The two companies are expected to launch their first Media Center PCs this fall, sources familiar with the companies' plans told CNET

Dell and Sony are both expected to launch their first Media Center PCs this fall, sources familiar with the companies' plans told CNET

The two companies did not offer computers using the initial version of the Windows XP Media Center operating system, but are expected to enter the market once Microsoft introduces a new version of the operating system later this month. Microsoft has scheduled events across the United States on Sept. 30 to unveil the next version of Media Center, code-named Harmony.

Dell is planning to offer both laptops and desktops, according to the sources. A Dell representative declined to comment.

Meanwhile, Sony is expected to offer PCs that combine the Microsoft OS with its own GigaPocket software for recording TV shows and burning them to DVDs, according to a source familiar with the company's plans. A Sony representative also declined to comment.

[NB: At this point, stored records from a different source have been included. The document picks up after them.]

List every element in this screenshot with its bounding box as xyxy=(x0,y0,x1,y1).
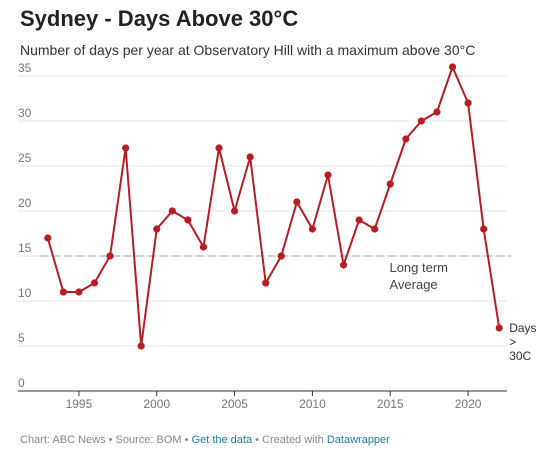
y-tick-label: 0 xyxy=(18,376,25,390)
datawrapper-link[interactable]: Datawrapper xyxy=(326,434,390,446)
data-point-2022 xyxy=(495,324,503,332)
data-point-1994 xyxy=(59,288,67,296)
chart-title: Sydney - Days Above 30°C xyxy=(20,6,299,31)
data-point-2018 xyxy=(433,108,441,116)
y-axis-ticks: 0 5 10 15 20 25 30 35 xyxy=(18,61,32,390)
data-point-1997 xyxy=(106,252,114,260)
x-axis-ticks: 1995 2000 2005 2010 2015 2020 xyxy=(66,391,482,411)
y-tick-label: 20 xyxy=(18,196,32,210)
data-point-2009 xyxy=(293,198,301,206)
data-point-1999 xyxy=(137,342,145,350)
data-point-2021 xyxy=(480,225,488,233)
data-point-2006 xyxy=(246,153,254,161)
data-point-2020 xyxy=(464,99,472,107)
end-label-group: Days>30C xyxy=(509,321,536,363)
y-tick-label: 35 xyxy=(18,61,32,75)
data-point-2011 xyxy=(324,171,332,179)
data-point-2014 xyxy=(371,225,379,233)
data-point-2010 xyxy=(308,225,317,233)
data-point-1995 xyxy=(75,288,83,296)
data-point-2015 xyxy=(386,180,394,188)
y-tick-label: 5 xyxy=(18,331,25,345)
y-tick-label: 30 xyxy=(18,106,32,120)
y-tick-label: 25 xyxy=(18,151,32,165)
footer-credit: Chart: ABC News • Source: BOM • xyxy=(20,434,192,446)
series-end-label: Days xyxy=(509,321,536,335)
data-point-2017 xyxy=(417,117,425,125)
series-group xyxy=(44,63,503,350)
data-point-2001 xyxy=(168,207,176,215)
y-tick-label: 10 xyxy=(18,286,32,300)
x-tick-label: 2005 xyxy=(221,397,248,411)
series-end-label: > xyxy=(509,335,516,349)
data-point-2004 xyxy=(215,144,223,152)
chart-subtitle: Number of days per year at Observatory H… xyxy=(20,42,476,58)
series-end-label: 30C xyxy=(509,349,531,363)
data-point-2002 xyxy=(184,216,192,224)
get-data-link[interactable]: Get the data xyxy=(191,434,253,446)
data-point-1996 xyxy=(90,279,99,287)
x-tick-label: 2015 xyxy=(377,397,404,411)
data-point-2003 xyxy=(199,243,208,251)
x-tick-label: 1995 xyxy=(66,397,93,411)
reference-line-label: Average xyxy=(389,277,437,292)
data-point-2016 xyxy=(402,135,410,143)
data-point-2007 xyxy=(262,279,270,287)
reference-line-group: Long term Average xyxy=(40,255,511,292)
data-point-1998 xyxy=(122,144,130,152)
y-tick-label: 15 xyxy=(18,241,32,255)
data-point-2012 xyxy=(339,261,348,269)
x-tick-label: 2000 xyxy=(143,397,170,411)
data-point-1993 xyxy=(44,234,52,242)
x-tick-label: 2010 xyxy=(299,397,326,411)
data-point-2005 xyxy=(230,207,239,215)
data-point-2013 xyxy=(355,216,363,224)
data-point-2000 xyxy=(153,225,161,233)
footer-middle: • Created with xyxy=(252,434,327,446)
data-point-2019 xyxy=(448,63,457,71)
x-tick-label: 2020 xyxy=(455,397,482,411)
gridlines xyxy=(18,75,507,392)
chart-footer: Chart: ABC News • Source: BOM • Get the … xyxy=(20,434,390,446)
data-point-2008 xyxy=(277,252,285,260)
reference-line-label: Long term xyxy=(389,260,448,275)
series-line xyxy=(46,66,501,347)
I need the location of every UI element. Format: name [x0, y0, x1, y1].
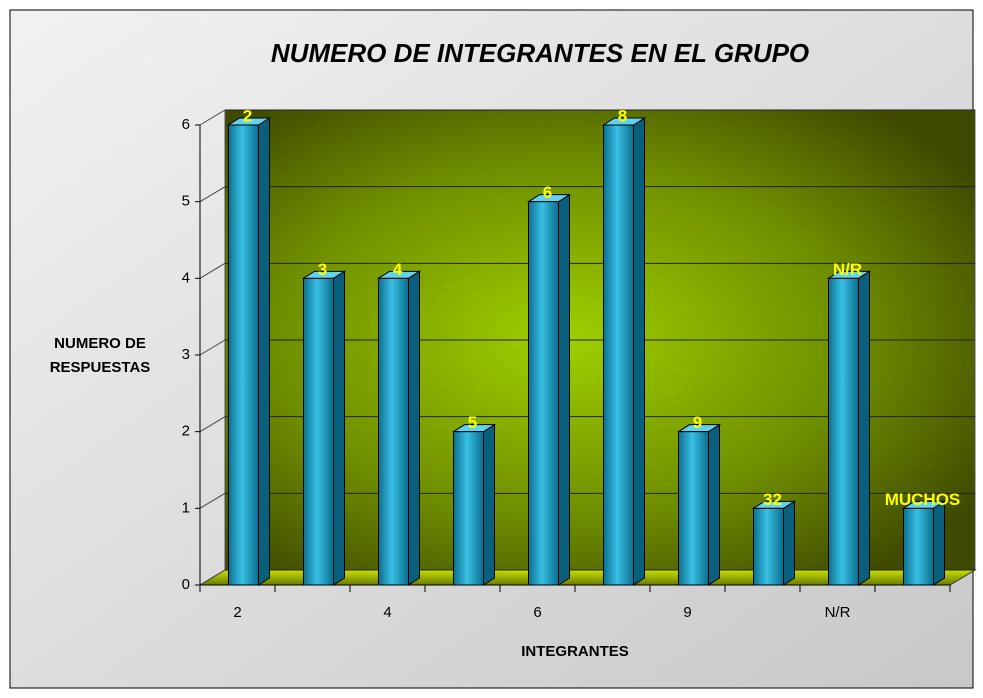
y-tick-label: 0	[182, 576, 190, 593]
y-tick-label: 5	[182, 193, 190, 210]
y-tick-label: 4	[182, 269, 190, 286]
grid-line	[199, 492, 226, 509]
x-axis-title: INTEGRANTES	[521, 643, 629, 660]
data-label: 2	[243, 106, 252, 125]
y-axis-title: NUMERO DE	[54, 335, 146, 352]
y-tick-label: 3	[182, 346, 190, 363]
data-label: 3	[318, 260, 327, 279]
grid-line	[199, 339, 226, 356]
bar	[378, 277, 409, 586]
bar-side	[408, 270, 420, 586]
data-label: 8	[618, 106, 627, 125]
data-label: 32	[763, 490, 782, 509]
bar-side	[333, 270, 345, 586]
x-tick-label: 9	[683, 604, 691, 621]
bar	[678, 431, 709, 586]
bar-side	[933, 500, 945, 586]
bar	[828, 277, 859, 586]
bar-side	[483, 423, 495, 586]
grid-line	[199, 569, 226, 586]
x-tick-label: 4	[383, 604, 391, 621]
grid-line	[199, 186, 226, 203]
data-label: 6	[543, 183, 552, 202]
bar-side	[258, 117, 270, 586]
y-tick-label: 2	[182, 423, 190, 440]
bar-side	[783, 500, 795, 586]
bar	[603, 124, 634, 586]
x-tick-label: 6	[533, 604, 541, 621]
bar	[228, 124, 259, 586]
data-label: N/R	[833, 260, 862, 279]
data-label: MUCHOS	[885, 490, 961, 509]
bar-side	[858, 270, 870, 586]
y-tick-label: 1	[182, 499, 190, 516]
bar	[528, 201, 559, 586]
y-tick-label: 6	[182, 116, 190, 133]
bar-side	[558, 193, 570, 586]
grid-line	[199, 109, 226, 126]
bar-side	[708, 423, 720, 586]
bar	[753, 507, 784, 586]
chart-title: NUMERO DE INTEGRANTES EN EL GRUPO	[271, 38, 809, 68]
bar-side	[633, 117, 645, 586]
data-label: 4	[393, 260, 403, 279]
bar	[303, 277, 334, 586]
bar	[903, 507, 934, 586]
bar	[453, 431, 484, 586]
data-label: 9	[693, 413, 702, 432]
x-tick-label: 2	[233, 604, 241, 621]
y-axis-title: RESPUESTAS	[50, 359, 151, 376]
data-label: 5	[468, 413, 477, 432]
grid-line	[199, 416, 226, 433]
x-tick-label: N/R	[825, 604, 851, 621]
grid-line	[199, 262, 226, 279]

Microsoft is expected to use the multicity event at the end of the month to announce new hardware partners, new models from existing partners, as well as the update to the Media Center operating system. Media Center is a custom version of Windows XP that allows certain tasks, such as recording TV shows, playing music and displaying photos, to be managed using a remote control.

With the new version, Microsoft is expected to address early criticisms of the OS, as well as add new features such as more support for streaming media.

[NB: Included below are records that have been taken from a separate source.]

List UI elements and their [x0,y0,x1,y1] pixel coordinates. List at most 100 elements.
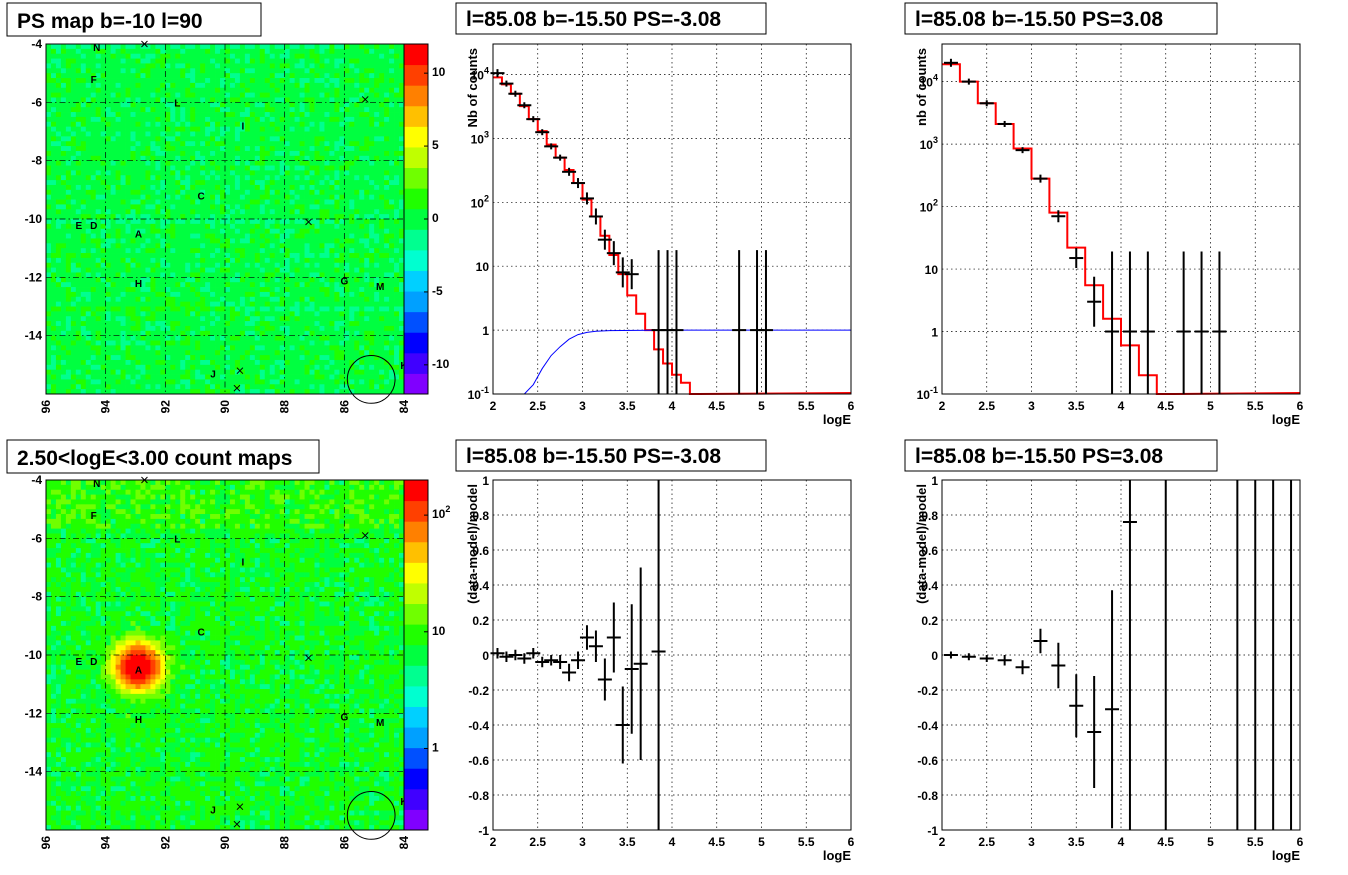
heatmap-cell [314,63,320,69]
heatmap-cell [269,238,276,244]
heatmap-cell [125,257,131,264]
heatmap-cell [90,219,97,225]
heatmap-cell [329,389,335,395]
heatmap-cell [379,180,385,186]
heatmap-cell [50,204,57,210]
heatmap-cell [319,121,325,128]
heatmap-cell [95,107,102,113]
heatmap-cell [180,228,186,234]
heatmap-cell [339,379,345,385]
heatmap-cell [334,131,340,137]
heatmap-cell [339,253,345,259]
heatmap-cell [135,53,141,59]
heatmap-cell [185,262,191,269]
heatmap-cell [309,238,315,244]
heatmap-cell [229,355,236,361]
heatmap-cell [254,364,261,371]
heatmap-cell [339,48,345,55]
heatmap-cell [115,199,121,205]
heatmap-cell [100,359,107,366]
heatmap-cell [225,340,231,346]
heatmap-cell [264,345,271,351]
heatmap-cell [289,253,296,259]
heatmap-cell [220,194,226,200]
heatmap-cell [170,58,176,64]
heatmap-cell [135,219,141,225]
heatmap-cell [374,214,380,220]
heatmap-cell [65,282,72,288]
heatmap-cell [339,243,345,249]
heatmap-cell [165,82,171,89]
heatmap-cell [110,78,117,84]
heatmap-cell [190,267,196,273]
heatmap-cell [150,311,156,317]
heatmap-cell [100,311,107,317]
heatmap-cell [70,325,77,332]
heatmap-cell [339,248,345,254]
heatmap-cell [70,68,77,74]
heatmap-cell [200,223,206,230]
heatmap-cell [80,150,87,157]
heatmap-cell [155,44,161,50]
heatmap-cell [229,330,236,337]
heatmap-cell [185,48,191,55]
heatmap-cell [349,287,355,293]
heatmap-cell [130,287,136,293]
heatmap-cell [294,335,300,341]
heatmap-cell [344,253,350,259]
heatmap-cell [200,165,206,171]
heatmap-cell [279,107,286,113]
heatmap-cell [115,243,121,249]
heatmap-cell [190,194,196,200]
heatmap-cell [359,150,365,157]
heatmap-cell [125,44,131,50]
heatmap-cell [299,389,305,395]
heatmap-cell [374,277,380,283]
heatmap-cell [160,369,166,375]
heatmap-cell [170,345,176,351]
heatmap-cell [264,92,271,98]
heatmap-cell [160,243,166,249]
heatmap-cell [175,116,181,123]
heatmap-cell [304,223,310,230]
heatmap-cell [364,296,370,303]
heatmap-cell [364,102,370,108]
heatmap-cell [264,257,271,264]
heatmap-cell [90,350,97,356]
heatmap-cell [259,126,266,132]
heatmap-cell [55,287,62,293]
heatmap-cell [185,228,191,234]
heatmap-cell [359,82,365,89]
heatmap-cell [195,219,201,225]
heatmap-cell [364,262,370,269]
heatmap-cell [140,214,146,220]
heatmap-cell [115,311,121,317]
heatmap-cell [244,301,251,307]
heatmap-cell [220,355,226,361]
heatmap-cell [299,48,305,55]
heatmap-cell [249,107,256,113]
heatmap-cell [210,257,216,264]
heatmap-cell [249,44,256,50]
heatmap-cell [85,238,92,244]
heatmap-cell [374,384,380,390]
heatmap-cell [349,53,355,59]
heatmap-cell [70,63,77,69]
heatmap-cell [140,311,146,317]
heatmap-cell [50,345,57,351]
heatmap-cell [309,48,315,55]
heatmap-cell [210,330,216,337]
heatmap-cell [90,282,97,288]
heatmap-cell [225,248,231,254]
heatmap-cell [264,340,271,346]
heatmap-cell [150,116,156,123]
heatmap-cell [344,87,350,94]
heatmap-cell [200,189,206,196]
heatmap-cell [100,238,107,244]
heatmap-cell [269,53,276,59]
heatmap-cell [314,253,320,259]
heatmap-cell [354,150,360,157]
heatmap-cell [229,296,236,303]
heatmap-cell [80,155,87,162]
heatmap-cell [135,350,141,356]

With Dell and others expected to enter the market, analysts say the entry-level cost for such PCs will drop. Thus far, Media Center PCs have often fetched more than $1,000 for a desktop machine, although Hewlett-Packard has offered some models for below that price.

"Many of the key components that you would want in a media center have come down in price," said NPDTechworld analyst Stephen Baker, referring to items such as DVD burners and fast processors.

Dell could offer a new line of PCs, as HP did, or it may offer Media Center as an optional upgrade to existing high-end machines such as its new Inspiron 8600, a wide-screen notebook.

Media Center made its debut last October, with HP offering the first systems. Gateway, Alienware and others quickly followed suit, while Toshiba introduced the first laptops running Media Center. HP has said it will offer a Media Center laptop later this year.